Ennio Morricone, les deux Sergio, Corbucci et Leone… Si ces noms vous sont familiers, c’est que vous connaissez vos classiques du western spaghetti, vous savez ces westerns d’origine italienne que les américains ont sarcastiquement nommés ainsi. Tarantino lui n’a jamais caché son amour pour ce genre de cinéma, et il lui avait déjà rendu un vibrant hommage avec ses Kill Bill. Enfin, surtout le deuxième, dans lequel on pouvait se délecter de purs moments de western spaghetti, sur des envolées musicales made in Morricone. Le dyptique Kill Bill mettait d’ailleurs en valeur les deux grands amours cinématographiques du réalisateur au béret ; le cinéma asiatique et plus particulièrement japonais dans le premier Kill Bill, et les westerns, surtout italiens, dans sa suite qui voit la mariée achever son périple vengeur.

Dans Django, on a un peu de tout ça, on retrouve tous les codes typiques des westerns : les grands plans magnifiques mettant en valeur les paysages sauvages, les travellings ultra rapides et ces rotations panoramiques de la caméra rappelant ces panoramas américains, larges toiles peintes représentant souvent des paysages et que l’on déroulait pour créer une succession linéaire d’images… Le tout est bien sûr remanié à la sauce Tarantino, notamment les travellings (ou zooms). Lorsque Django s’attaque aux deux frères Brittle / Shaffers, la caméra souligne avec humour la mine effarée de deux esclaves qui se demandent qui peut bien être cet inconscient qui ose s’attaquer ainsi à deux blancs. C’est plutôt jouissif, ça ne s’est certainement jamais passé ainsi, mais il y a réellement quelque chose de jubilatoire à voir Django humilier (« I like the way you die, boy ! »), fouetter et achever ses tortionnaires.

BANG BANG
TARANTINO ET LA MUSIQUE

Tout fan de Tarantino qui se respecte le sait bien, la musique dans ses films joue toujours un rôle majeur. En plus de renforcer leur côté déjanté, la musique permet aussi de mettre en avant l’état d’esprit des personnages.

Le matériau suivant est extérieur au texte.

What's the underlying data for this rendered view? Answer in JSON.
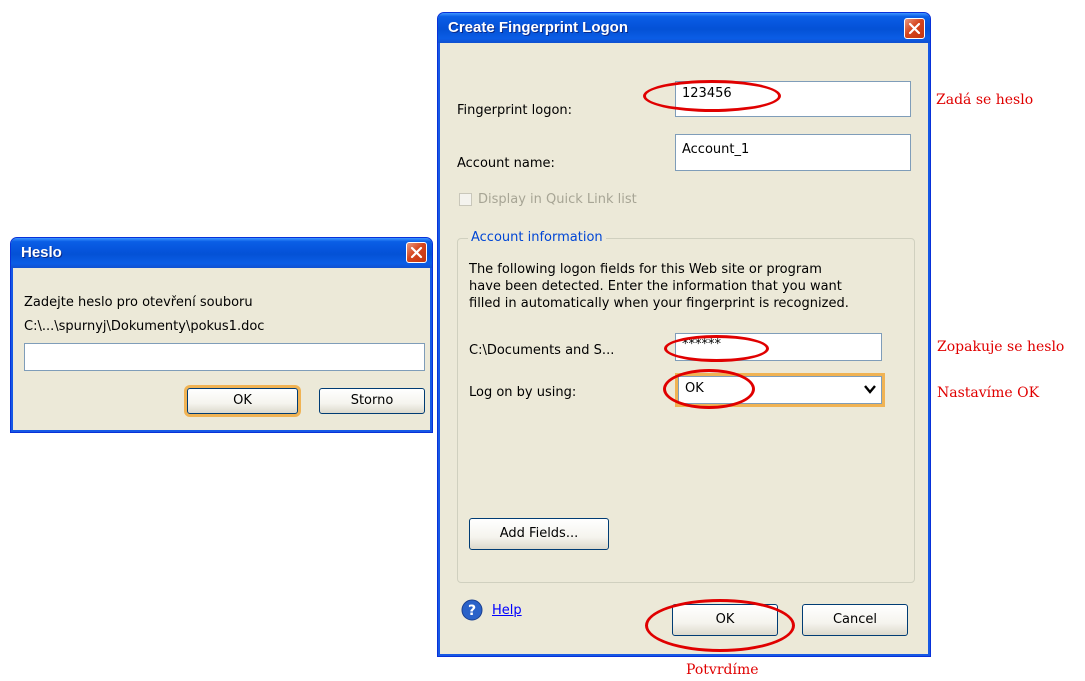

Voir Django se rendre aux hommes de main de Candyland sur « Freedom » du chanteur noir contestataire Richie Havens, il y a quelque chose de contradictoire et réjouissant à la fois. La version que l’on entend dans le film est la version live du film Woodstock. Tout un symbole.

Au delà de l’hommage appuyé aux films du genre, Tarantino va plus loin et dynamite le tout. Son usage du rap, qui fait son grand retour depuis les Kill Bill, souligne aussi le croisement réussi des genres, Blaxploitation et Western. Passer d’une piste d’Ennio Morricone, enregistrée directement des vinyles de Tarantino à des rythmes rap bien sentis, ça fout tout de même une pêche d’enfer. Le mieux est de se procurer la bande originale, un geste qui devient quasi automatique à chacune des sorties des films de Tarantino-san.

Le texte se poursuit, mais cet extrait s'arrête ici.